Alchemy Markets was found to not only have lacked a comprehensive understanding of the risks it was exposed to but also failed to monitor and scrutinise transactions carried out by its customers.

The FIAU said the company did not have measures in place to ensure that the information on its customers was complete and up to date.

Furthermore, transactions being carried out were “far from being in line with the little information available on the customers”, the FIAU said.

In one case, the FIAU found Alchemy Markets failed to question how a customer who claimed to have an annual income of less than €100,000 managed to deposit $1.7 million between 2015 and 2018.

The FIAU said no clarifications were sought by the company, nor any documentary evidence obtained to substantiate these transfers.

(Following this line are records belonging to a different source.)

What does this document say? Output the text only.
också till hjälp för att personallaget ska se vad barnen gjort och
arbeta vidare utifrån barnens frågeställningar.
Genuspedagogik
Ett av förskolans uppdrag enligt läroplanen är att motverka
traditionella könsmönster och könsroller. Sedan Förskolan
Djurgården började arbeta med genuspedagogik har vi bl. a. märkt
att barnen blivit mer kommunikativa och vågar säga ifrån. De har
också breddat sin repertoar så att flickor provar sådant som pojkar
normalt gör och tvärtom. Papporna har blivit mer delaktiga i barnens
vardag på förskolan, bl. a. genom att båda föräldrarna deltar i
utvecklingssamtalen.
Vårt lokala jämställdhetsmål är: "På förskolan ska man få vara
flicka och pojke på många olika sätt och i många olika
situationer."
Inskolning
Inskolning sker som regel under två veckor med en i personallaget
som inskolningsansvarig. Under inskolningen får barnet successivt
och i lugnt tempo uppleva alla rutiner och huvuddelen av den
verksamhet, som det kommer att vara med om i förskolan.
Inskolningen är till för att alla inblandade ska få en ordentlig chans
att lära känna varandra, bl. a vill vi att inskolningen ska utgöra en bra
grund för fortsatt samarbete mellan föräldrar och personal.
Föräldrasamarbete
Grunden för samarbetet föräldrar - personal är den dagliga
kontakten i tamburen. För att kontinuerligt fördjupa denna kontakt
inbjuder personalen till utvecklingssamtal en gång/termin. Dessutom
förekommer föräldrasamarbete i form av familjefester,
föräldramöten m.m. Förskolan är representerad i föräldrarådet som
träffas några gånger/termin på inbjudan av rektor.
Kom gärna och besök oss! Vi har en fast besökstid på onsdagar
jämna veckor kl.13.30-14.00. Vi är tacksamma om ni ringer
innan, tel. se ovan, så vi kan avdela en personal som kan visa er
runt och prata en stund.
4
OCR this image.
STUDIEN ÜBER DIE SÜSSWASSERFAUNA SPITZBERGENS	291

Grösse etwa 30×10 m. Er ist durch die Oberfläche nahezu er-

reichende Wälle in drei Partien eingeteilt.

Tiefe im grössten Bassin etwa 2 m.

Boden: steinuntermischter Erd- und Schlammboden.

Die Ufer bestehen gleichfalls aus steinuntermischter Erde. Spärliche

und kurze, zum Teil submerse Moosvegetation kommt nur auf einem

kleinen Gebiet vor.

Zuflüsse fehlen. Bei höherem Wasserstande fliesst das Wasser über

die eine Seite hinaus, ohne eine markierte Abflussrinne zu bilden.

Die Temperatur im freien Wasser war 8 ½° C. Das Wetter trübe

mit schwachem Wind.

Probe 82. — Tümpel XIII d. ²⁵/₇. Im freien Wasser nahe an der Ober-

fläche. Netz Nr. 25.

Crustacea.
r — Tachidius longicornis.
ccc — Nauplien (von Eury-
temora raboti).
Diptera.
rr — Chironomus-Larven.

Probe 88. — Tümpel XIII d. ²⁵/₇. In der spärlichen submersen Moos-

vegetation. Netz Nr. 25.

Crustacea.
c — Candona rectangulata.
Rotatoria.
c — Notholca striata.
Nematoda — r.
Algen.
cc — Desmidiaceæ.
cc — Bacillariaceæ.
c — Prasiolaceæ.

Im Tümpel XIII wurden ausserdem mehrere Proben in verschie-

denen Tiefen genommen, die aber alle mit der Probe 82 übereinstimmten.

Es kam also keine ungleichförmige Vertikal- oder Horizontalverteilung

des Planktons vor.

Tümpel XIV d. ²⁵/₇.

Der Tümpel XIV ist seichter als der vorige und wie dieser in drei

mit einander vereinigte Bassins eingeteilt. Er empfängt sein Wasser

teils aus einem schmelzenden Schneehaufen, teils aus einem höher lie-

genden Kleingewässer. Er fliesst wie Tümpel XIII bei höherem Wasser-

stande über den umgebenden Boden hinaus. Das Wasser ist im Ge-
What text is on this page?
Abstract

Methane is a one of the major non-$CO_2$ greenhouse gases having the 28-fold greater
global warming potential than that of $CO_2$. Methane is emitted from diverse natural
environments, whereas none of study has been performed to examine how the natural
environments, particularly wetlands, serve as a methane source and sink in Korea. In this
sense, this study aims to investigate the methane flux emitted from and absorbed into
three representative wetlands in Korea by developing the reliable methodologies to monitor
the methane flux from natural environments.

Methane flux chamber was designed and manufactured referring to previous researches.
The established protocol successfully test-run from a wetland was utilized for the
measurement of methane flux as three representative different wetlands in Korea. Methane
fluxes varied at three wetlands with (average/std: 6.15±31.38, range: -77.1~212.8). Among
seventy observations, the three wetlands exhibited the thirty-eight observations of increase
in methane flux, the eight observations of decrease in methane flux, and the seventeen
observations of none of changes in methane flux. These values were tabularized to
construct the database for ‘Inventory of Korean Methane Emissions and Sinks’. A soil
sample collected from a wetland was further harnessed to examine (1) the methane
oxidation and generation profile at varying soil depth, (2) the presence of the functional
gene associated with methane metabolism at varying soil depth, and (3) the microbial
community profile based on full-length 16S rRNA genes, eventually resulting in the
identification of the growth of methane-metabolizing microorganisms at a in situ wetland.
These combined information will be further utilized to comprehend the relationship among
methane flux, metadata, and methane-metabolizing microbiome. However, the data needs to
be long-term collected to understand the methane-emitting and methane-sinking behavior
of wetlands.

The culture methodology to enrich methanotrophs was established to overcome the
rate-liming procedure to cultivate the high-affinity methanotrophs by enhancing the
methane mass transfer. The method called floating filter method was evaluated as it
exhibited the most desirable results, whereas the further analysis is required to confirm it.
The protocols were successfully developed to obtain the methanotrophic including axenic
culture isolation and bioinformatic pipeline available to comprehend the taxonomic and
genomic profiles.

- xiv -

In another case, the FIAU found that a customer described as a self-employed kitchen equipment supplier, with a yearly income not exceeding €50,000, deposited $77,800 in the space of just 20 days.

The FIAU said the deposits should have triggered a requirement to obtain more information and documentation from the customer to describe how the deposits were funded.

It also said Alchemy Markets did not ensure that the person responsible for monitoring compliance with anti-money laundering laws had sufficient knowledge, expertise and time for such an onerous position.

The FIAU said it was “worrying” that a number of cases that merited further action by Alchemy Markets’ money-laundering reporting officer were not properly followed up.

Adding to the list of concerns, the FIAU said the company failed to carry out adequate checks on clients with links to high-risks countries like Syria, Iraq, Libya and Tunisia.

The FIAU’s power to issue fines has been the subject of intense court scrutiny of late.

In its latest decision, a court criticised the “dangerous” system adopted by the FIAU in the imposition of fines which, despite being unconstitutional as they breached people’s fundamental right to a fair hearing, were also sustaining it, since the amounts are deposited into a fund for its own use.